I didn't hear words anymore, not a voice to tell me which paths to avoid or which to frolic down in my journey. It was simply assumed that I knew where I was needed to go and how to get there. I stopped in the shadow of a crumbled wreckage of a temple, the markings on it's front unknown. At this point I didn't know that I cared. For once I was doing it my way. Come what may I was going to forego everything I'd been taught and simply run things how I thought that they should be. It wouldn't be forever, but it would be enough to hopefully assuage what I needed to put me back on track.
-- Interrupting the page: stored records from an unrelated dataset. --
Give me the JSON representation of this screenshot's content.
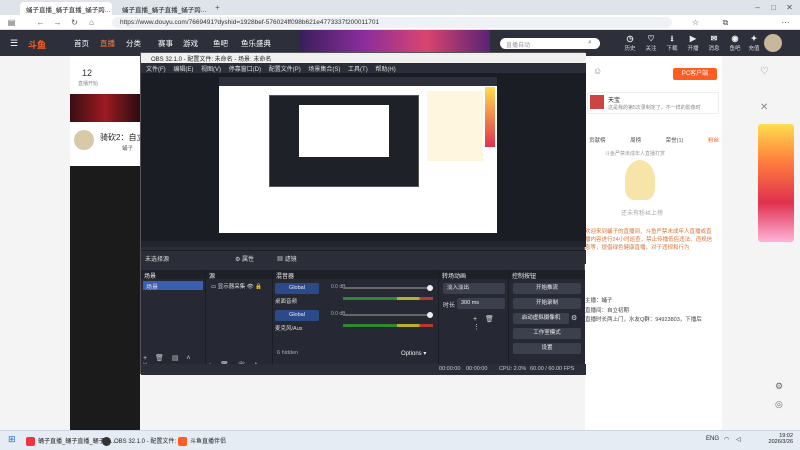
{
  "browser": {
    "tabs": [
      {
        "label": "蛹子直播_蛹子直播_蛹子跨..."
      },
      {
        "label": "蛹子直播_蛹子直播_蛹子跨..."
      }
    ],
    "url": "https://www.douyu.com/7669491?dyshid=1928bef-576024ff098b621e4773337f200011701"
  },
  "douyu": {
    "logo": "斗鱼",
    "nav": [
      "首页",
      "直播",
      "分类",
      "赛事",
      "游戏",
      "鱼吧",
      "鱼乐盛典"
    ],
    "search_placeholder": "直播自动",
    "header_icons": [
      "历史",
      "关注",
      "下载",
      "开播",
      "消息",
      "鱼吧",
      "充值"
    ],
    "streamer_title": "骑砍2：自立",
    "streamer_name": "蛹子",
    "followers": "12",
    "follow_label": "直播开始",
    "rank_btn": "PC客户端",
    "tabs": [
      "贡献榜",
      "周榜",
      "荣誉(1)",
      "粉丝"
    ],
    "chat_notice": "斗鱼严禁未成年人直播打赏",
    "ad_title": "天宝",
    "ad_sub": "这是我的第5次录制定了，不一样的影像时",
    "chat": [
      "欢迎来到蛹子的直播间，斗鱼严禁未成年人直播或直播内容进行24小时巡查，禁止传播低俗违法、违规信息等，提倡绿色健康直播，对于违规和行为",
      "主播：蛹子",
      "直播间：自立初期",
      "直播时长两上门，水友Q群：94923803，下播后"
    ],
    "cartoon_caption": "还未有粉丝上榜"
  },
  "obs": {
    "title": "OBS 32.1.0 - 配置文件: 未命名 - 场景: 未命名",
    "menu": [
      "文件(F)",
      "编辑(E)",
      "视图(V)",
      "停靠窗口(D)",
      "配置文件(P)",
      "场景集合(S)",
      "工具(T)",
      "帮助(H)"
    ],
    "no_source": "未选择源",
    "props": "属性",
    "filters": "滤镜",
    "scenes_label": "场景",
    "scene_item": "场景",
    "sources_label": "源",
    "source_item": "显示器采集",
    "mixer_label": "混音器",
    "mixer": [
      {
        "name": "桌面音频",
        "level": "0.0 dB"
      },
      {
        "name": "麦克风/Aux",
        "level": "0.0 dB"
      }
    ],
    "global": "Global",
    "hidden": "6 hidden",
    "options": "Options",
    "transitions_label": "转场动画",
    "transition": "淡入淡出",
    "duration_label": "时长",
    "duration": "300 ms",
    "controls_label": "控制按钮",
    "controls": [
      "开始推流",
      "开始录制",
      "启动虚拟摄像机",
      "工作室模式",
      "设置"
    ],
    "status_time1": "00:00:00",
    "status_time2": "00:00:00",
    "cpu": "CPU: 2.0%",
    "fps": "60.00 / 60.00 FPS"
  },
  "taskbar": {
    "items": [
      "蛹子直播_蛹子直播_蛹子跨...",
      "OBS 32.1.0 - 配置文件: 未",
      "斗鱼直播伴侣"
    ],
    "lang": "ENG",
    "time": "19:02",
    "date": "2026/3/26"
  }
}
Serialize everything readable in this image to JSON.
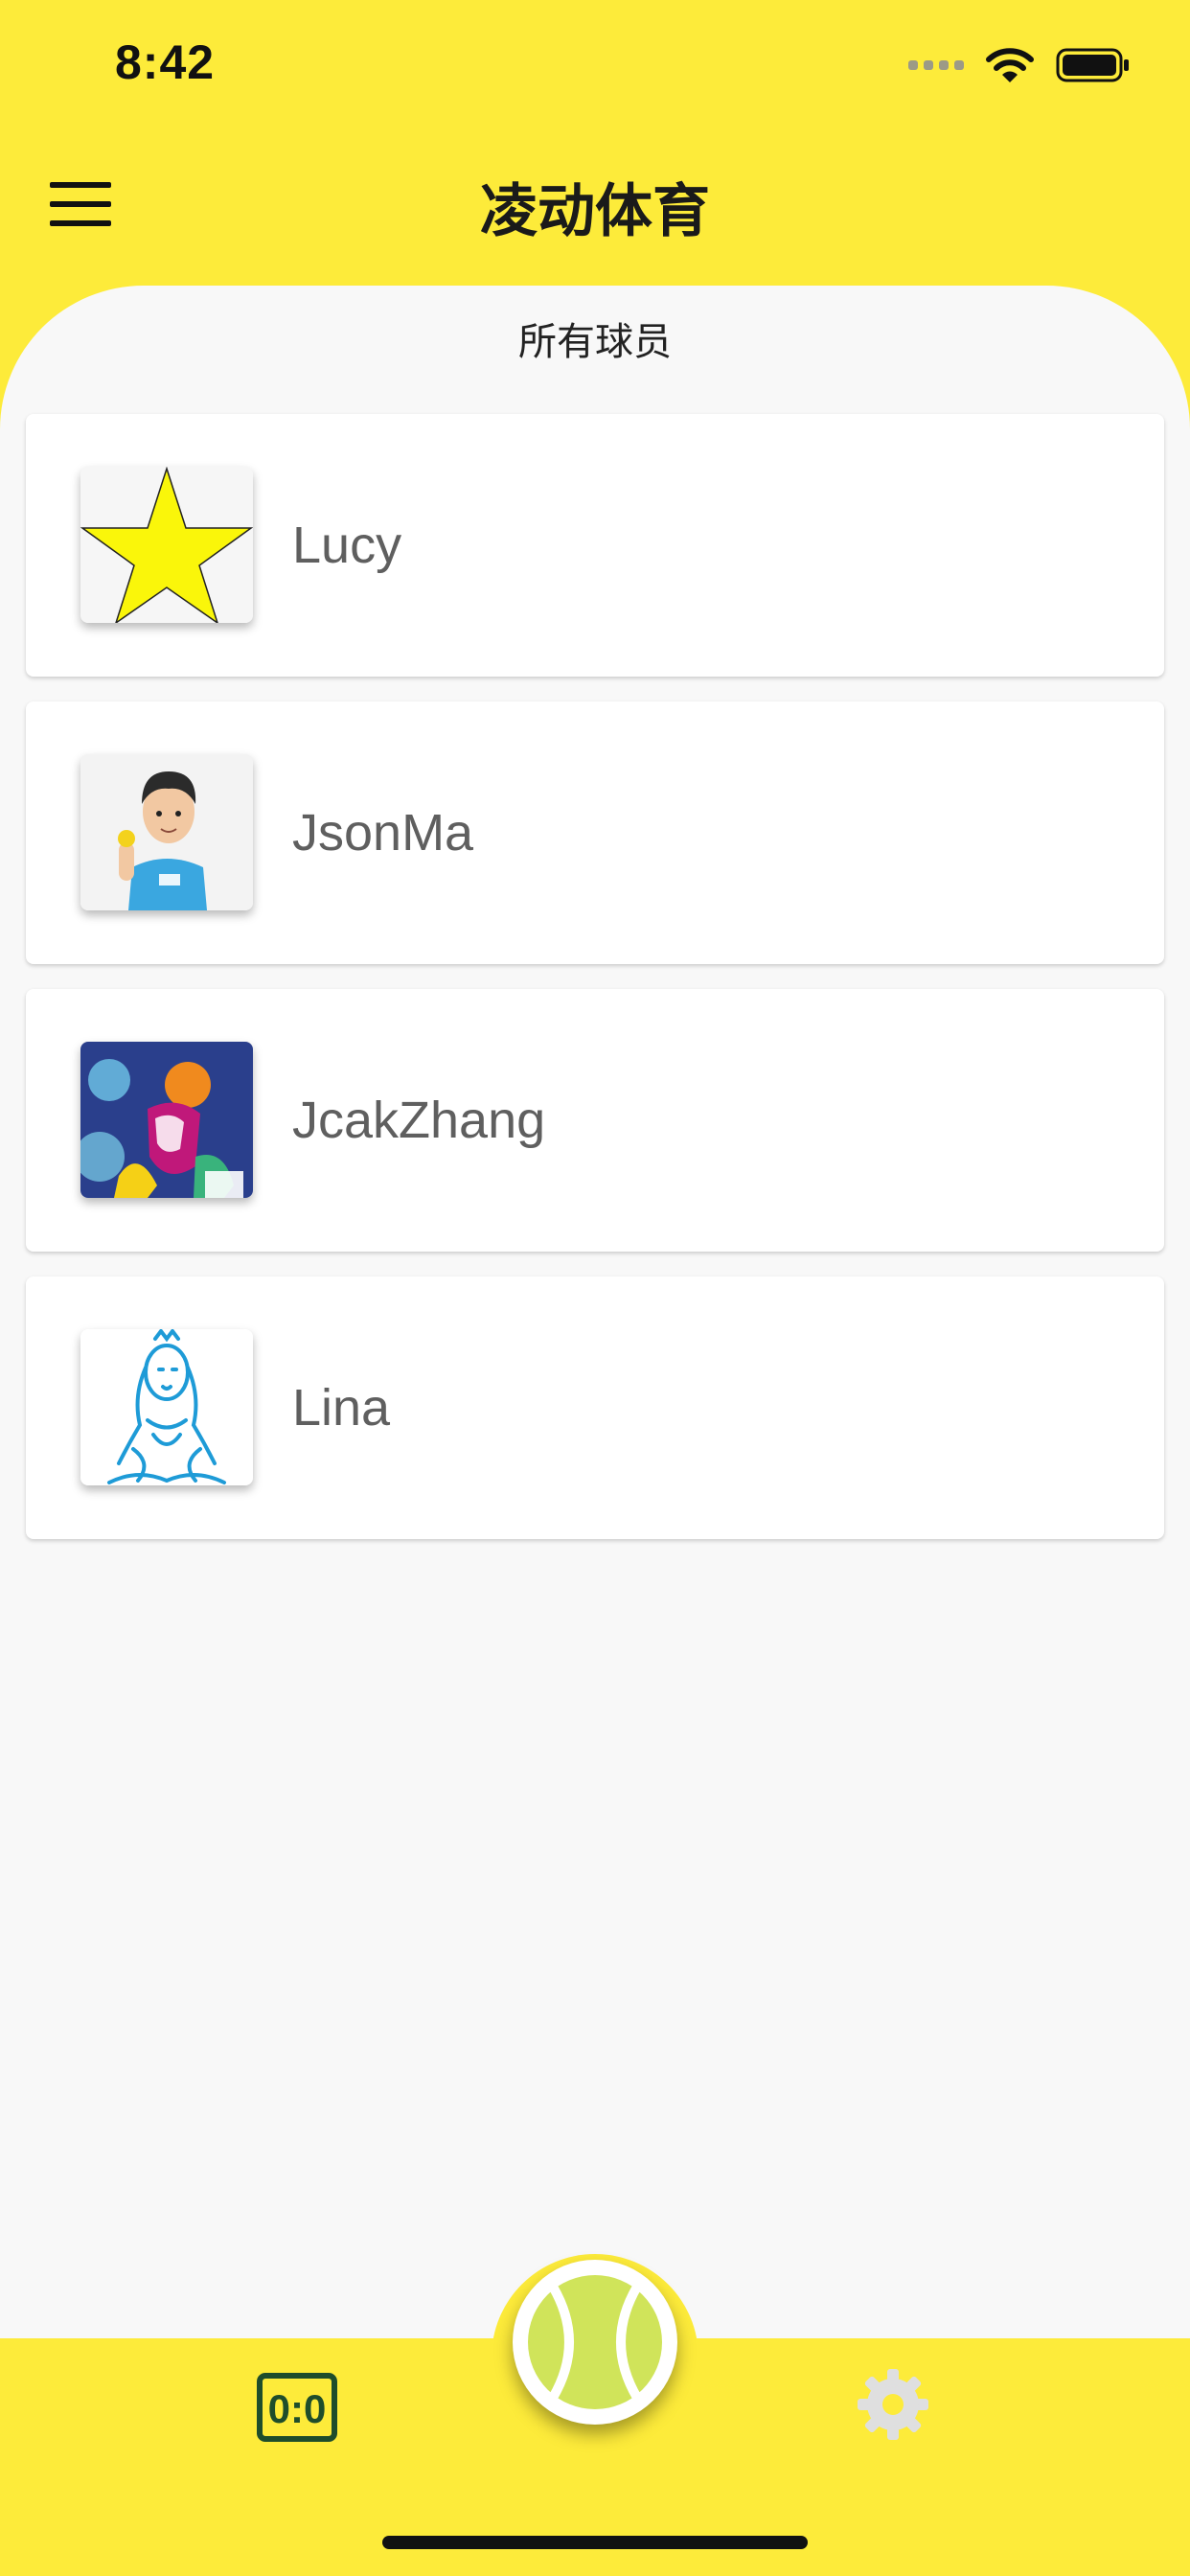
{
  "status_bar": {
    "time": "8:42"
  },
  "header": {
    "title": "凌动体育",
    "menu_icon": "hamburger-menu-icon"
  },
  "section": {
    "title": "所有球员"
  },
  "players": [
    {
      "name": "Lucy",
      "avatar": "star-avatar"
    },
    {
      "name": "JsonMa",
      "avatar": "cartoon-man-avatar"
    },
    {
      "name": "JcakZhang",
      "avatar": "colorful-splash-avatar"
    },
    {
      "name": "Lina",
      "avatar": "blue-line-art-avatar"
    }
  ],
  "bottom_bar": {
    "scoreboard_icon": "scoreboard-icon",
    "scoreboard_text": "0:0",
    "center_icon": "tennis-ball-icon",
    "settings_icon": "gear-icon"
  },
  "colors": {
    "accent_yellow": "#FDEB3A",
    "dark_green": "#1E4D2B",
    "ball_green": "#D0E45A",
    "avatar_blue": "#1E9BD7",
    "text_gray": "#5F5F5F"
  }
}
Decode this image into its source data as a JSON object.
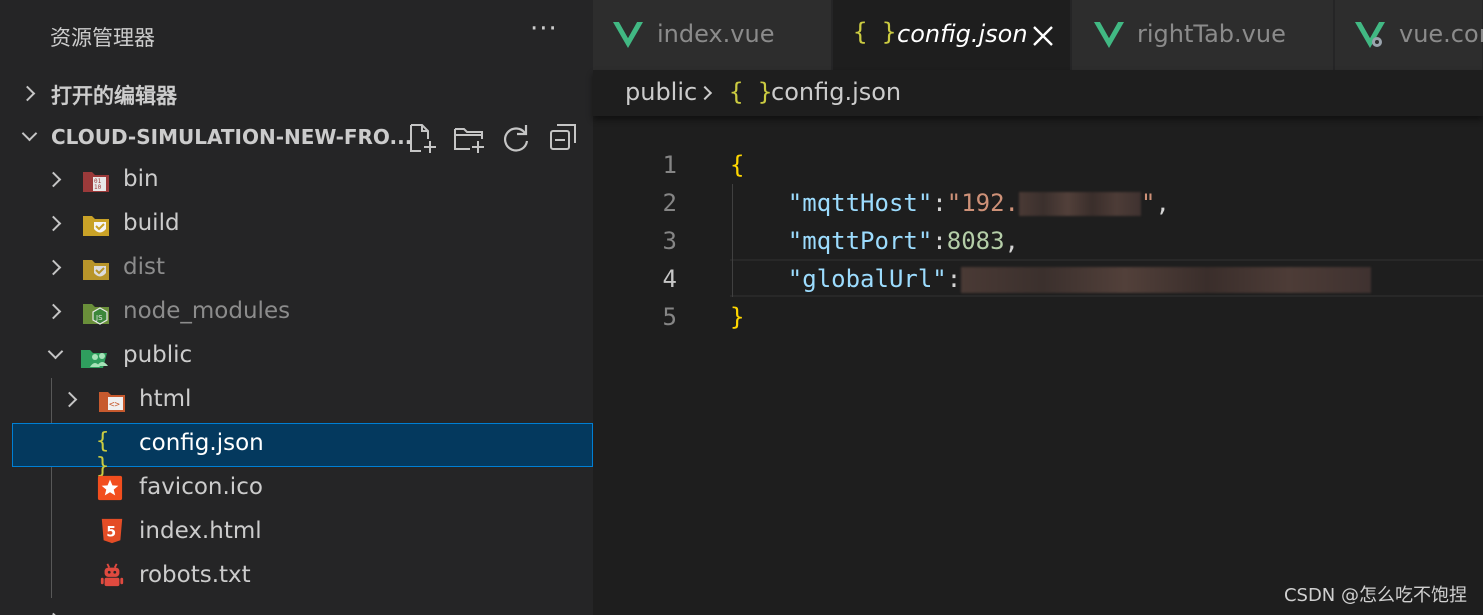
{
  "sidebar": {
    "title": "资源管理器",
    "more_label": "···",
    "open_editors_label": "打开的编辑器",
    "project_label": "CLOUD-SIMULATION-NEW-FRO...",
    "tree": [
      {
        "label": "bin",
        "icon": "folder-bin-icon",
        "expanded": false
      },
      {
        "label": "build",
        "icon": "folder-build-icon",
        "expanded": false
      },
      {
        "label": "dist",
        "icon": "folder-dist-icon",
        "expanded": false
      },
      {
        "label": "node_modules",
        "icon": "folder-node-icon",
        "expanded": false
      },
      {
        "label": "public",
        "icon": "folder-public-icon",
        "expanded": true
      },
      {
        "label": "html",
        "icon": "folder-html-icon",
        "expanded": false
      },
      {
        "label": "config.json",
        "icon": "json-file-icon"
      },
      {
        "label": "favicon.ico",
        "icon": "favicon-file-icon"
      },
      {
        "label": "index.html",
        "icon": "html5-file-icon"
      },
      {
        "label": "robots.txt",
        "icon": "robots-file-icon"
      }
    ]
  },
  "tabs": [
    {
      "label": "index.vue",
      "icon": "vue-icon",
      "active": false
    },
    {
      "label": "config.json",
      "icon": "json-braces-icon",
      "active": true
    },
    {
      "label": "rightTab.vue",
      "icon": "vue-icon",
      "active": false
    },
    {
      "label": "vue.con",
      "icon": "vue-config-icon",
      "active": false
    }
  ],
  "breadcrumb": {
    "folder": "public",
    "file": "config.json",
    "braces": "{ }"
  },
  "editor": {
    "line_numbers": [
      "1",
      "2",
      "3",
      "4",
      "5"
    ],
    "current_line": 4,
    "open_brace": "{",
    "close_brace": "}",
    "line2_key": "\"mqttHost\"",
    "line2_value_visible": "\"192.",
    "line3_key": "\"mqttPort\"",
    "line3_value": "8083",
    "line4_key": "\"globalUrl\"",
    "colon": ":",
    "comma": ","
  },
  "watermark": "CSDN @怎么吃不饱捏",
  "colors": {
    "vue_green": "#41b883",
    "json_yellow": "#cbcb41",
    "selection": "#04395e",
    "focus_border": "#007fd4"
  }
}
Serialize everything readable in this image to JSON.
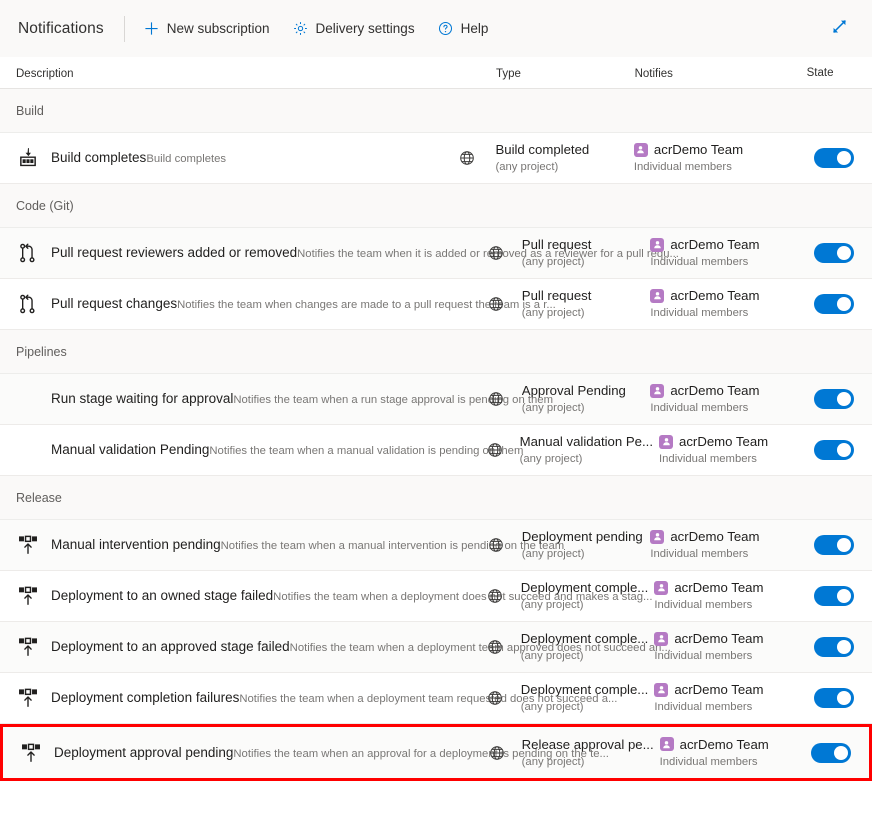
{
  "toolbar": {
    "title": "Notifications",
    "commands": [
      {
        "label": "New subscription",
        "icon": "plus-icon"
      },
      {
        "label": "Delivery settings",
        "icon": "gear-icon"
      },
      {
        "label": "Help",
        "icon": "help-circle-icon"
      }
    ],
    "expand_icon": "expand-diagonal-icon"
  },
  "table": {
    "columns": {
      "description": "Description",
      "type": "Type",
      "notifies": "Notifies",
      "state": "State"
    },
    "scope_icon": "globe-icon",
    "toggle_state": "on",
    "sections": [
      {
        "title": "Build",
        "rows": [
          {
            "icon": "build-icon",
            "title": "Build completes",
            "subtitle": "Build completes",
            "type": "Build completed",
            "type_scope": "(any project)",
            "notifies": "acrDemo Team",
            "notifies_sub": "Individual members",
            "state": "on",
            "highlighted": false
          }
        ]
      },
      {
        "title": "Code (Git)",
        "rows": [
          {
            "icon": "pull-request-icon",
            "title": "Pull request reviewers added or removed",
            "subtitle": "Notifies the team when it is added or removed as a reviewer for a pull requ...",
            "type": "Pull request",
            "type_scope": "(any project)",
            "notifies": "acrDemo Team",
            "notifies_sub": "Individual members",
            "state": "on",
            "highlighted": false
          },
          {
            "icon": "pull-request-icon",
            "title": "Pull request changes",
            "subtitle": "Notifies the team when changes are made to a pull request the team is a r...",
            "type": "Pull request",
            "type_scope": "(any project)",
            "notifies": "acrDemo Team",
            "notifies_sub": "Individual members",
            "state": "on",
            "highlighted": false
          }
        ]
      },
      {
        "title": "Pipelines",
        "rows": [
          {
            "icon": "none",
            "title": "Run stage waiting for approval",
            "subtitle": "Notifies the team when a run stage approval is pending on them",
            "type": "Approval Pending",
            "type_scope": "(any project)",
            "notifies": "acrDemo Team",
            "notifies_sub": "Individual members",
            "state": "on",
            "highlighted": false
          },
          {
            "icon": "none",
            "title": "Manual validation Pending",
            "subtitle": "Notifies the team when a manual validation is pending on them",
            "type": "Manual validation Pe...",
            "type_scope": "(any project)",
            "notifies": "acrDemo Team",
            "notifies_sub": "Individual members",
            "state": "on",
            "highlighted": false
          }
        ]
      },
      {
        "title": "Release",
        "rows": [
          {
            "icon": "release-icon",
            "title": "Manual intervention pending",
            "subtitle": "Notifies the team when a manual intervention is pending on the team",
            "type": "Deployment pending",
            "type_scope": "(any project)",
            "notifies": "acrDemo Team",
            "notifies_sub": "Individual members",
            "state": "on",
            "highlighted": false
          },
          {
            "icon": "release-icon",
            "title": "Deployment to an owned stage failed",
            "subtitle": "Notifies the team when a deployment does not succeed and makes a stag...",
            "type": "Deployment comple...",
            "type_scope": "(any project)",
            "notifies": "acrDemo Team",
            "notifies_sub": "Individual members",
            "state": "on",
            "highlighted": false
          },
          {
            "icon": "release-icon",
            "title": "Deployment to an approved stage failed",
            "subtitle": "Notifies the team when a deployment team approved does not succeed an...",
            "type": "Deployment comple...",
            "type_scope": "(any project)",
            "notifies": "acrDemo Team",
            "notifies_sub": "Individual members",
            "state": "on",
            "highlighted": false
          },
          {
            "icon": "release-icon",
            "title": "Deployment completion failures",
            "subtitle": "Notifies the team when a deployment team requested does not succeed a...",
            "type": "Deployment comple...",
            "type_scope": "(any project)",
            "notifies": "acrDemo Team",
            "notifies_sub": "Individual members",
            "state": "on",
            "highlighted": false
          },
          {
            "icon": "release-icon",
            "title": "Deployment approval pending",
            "subtitle": "Notifies the team when an approval for a deployment is pending on the te...",
            "type": "Release approval pe...",
            "type_scope": "(any project)",
            "notifies": "acrDemo Team",
            "notifies_sub": "Individual members",
            "state": "on",
            "highlighted": true
          }
        ]
      }
    ]
  },
  "colors": {
    "accent": "#0078d4",
    "avatar": "#b57ac4",
    "highlight_border": "#ff0000"
  }
}
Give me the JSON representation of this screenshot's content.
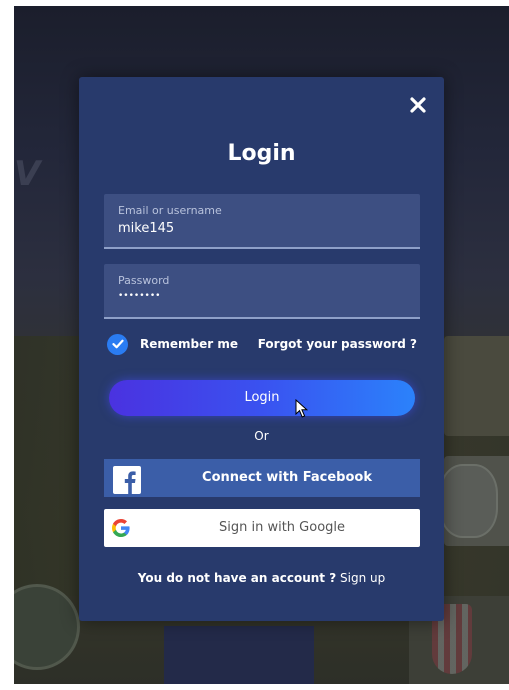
{
  "modal": {
    "title": "Login",
    "close_icon": "close-icon",
    "email_field": {
      "label": "Email or username",
      "value": "mike145"
    },
    "password_field": {
      "label": "Password",
      "value": "••••••••"
    },
    "remember": {
      "label": "Remember me",
      "checked": true
    },
    "forgot_link": "Forgot your password ?",
    "login_button": "Login",
    "or_text": "Or",
    "facebook_button": "Connect with Facebook",
    "google_button": "Sign in with Google",
    "signup_prompt": "You do not have an account ?",
    "signup_link": "Sign up"
  },
  "colors": {
    "modal_bg": "#283a6c",
    "field_bg": "#3d4f82",
    "login_gradient_start": "#4a32e0",
    "login_gradient_end": "#2b82fb",
    "facebook_blue": "#3b5ea8",
    "checkbox_blue": "#2a7cf2"
  }
}
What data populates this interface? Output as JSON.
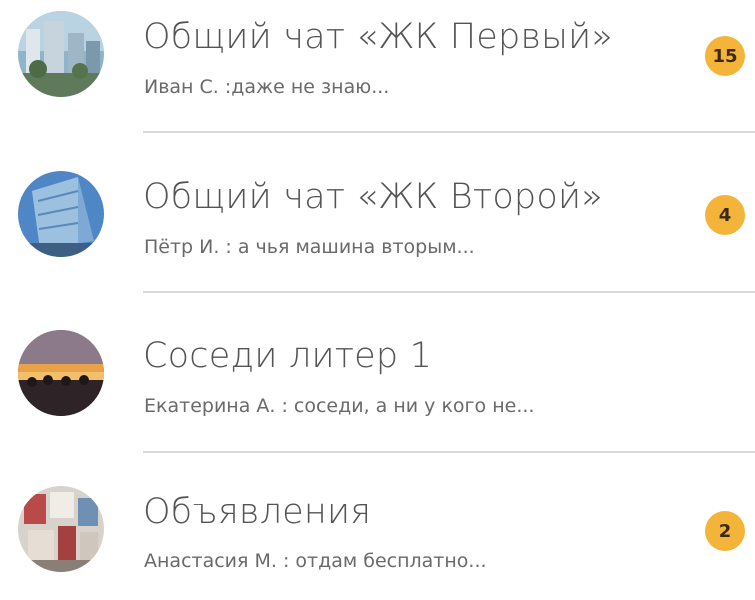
{
  "chats": [
    {
      "title": "Общий чат «ЖК Первый»",
      "preview": "Иван С. :даже не знаю...",
      "unread": "15"
    },
    {
      "title": "Общий чат «ЖК Второй»",
      "preview": "Пётр И. : а чья машина вторым...",
      "unread": "4"
    },
    {
      "title": "Соседи литер 1",
      "preview": "Екатерина А. : соседи, а ни у кого не...",
      "unread": ""
    },
    {
      "title": "Объявления",
      "preview": "Анастасия М. : отдам бесплатно...",
      "unread": "2"
    }
  ],
  "colors": {
    "badge": "#f4b43a",
    "divider": "#d9d9d9"
  }
}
It wasn't as if any of the Gods or Goddesses, the true rulers of Olympus were here to stop me. They were off fighting two more of those Damned Primordial and one could only hope that they had enough juice to at least stand toe to toe if not weaken them enough for the kids with the big guns to come in and demolish them.

So I let my eyes bleed over to the mix of colors that they were becoming with each and every new being that I absorbed, every gift that I took in, leaving it's mark on me in one fashion or form. Putting enough distance between myself and where they rested at the moment, I finally came to a stop at a pool that must have at one time been pristine and clear. Taking the time then, I began removing chunks of rubble, filtering out as much of the debris that came along with it as I could. A good couple of hours passed before I was anywhere near done, and even then it still wasn't as clear as I had hoped. It'd have to do. It still reflected enough back at me that I could see my image, even if it was a bit crackly. Still that mark throbbed insistently, growing more annoying by the moment as if someone were watching over my shoulder and saying that I was taking too long.

I didn't know what words to chant, nor if there was a cadence that would make a difference. Then again, what was chanting other than vocalized intent ? Extending both of my hands, I let bare toes brush and dip at the pool, giving as much connection to the liquid as I could without submerging myself completely. Thinking rather than speaking, projecting rather than singing some ancient rhythmic and rhyme, I beckoned the pool to open for me. To show me what it was that I sought to see.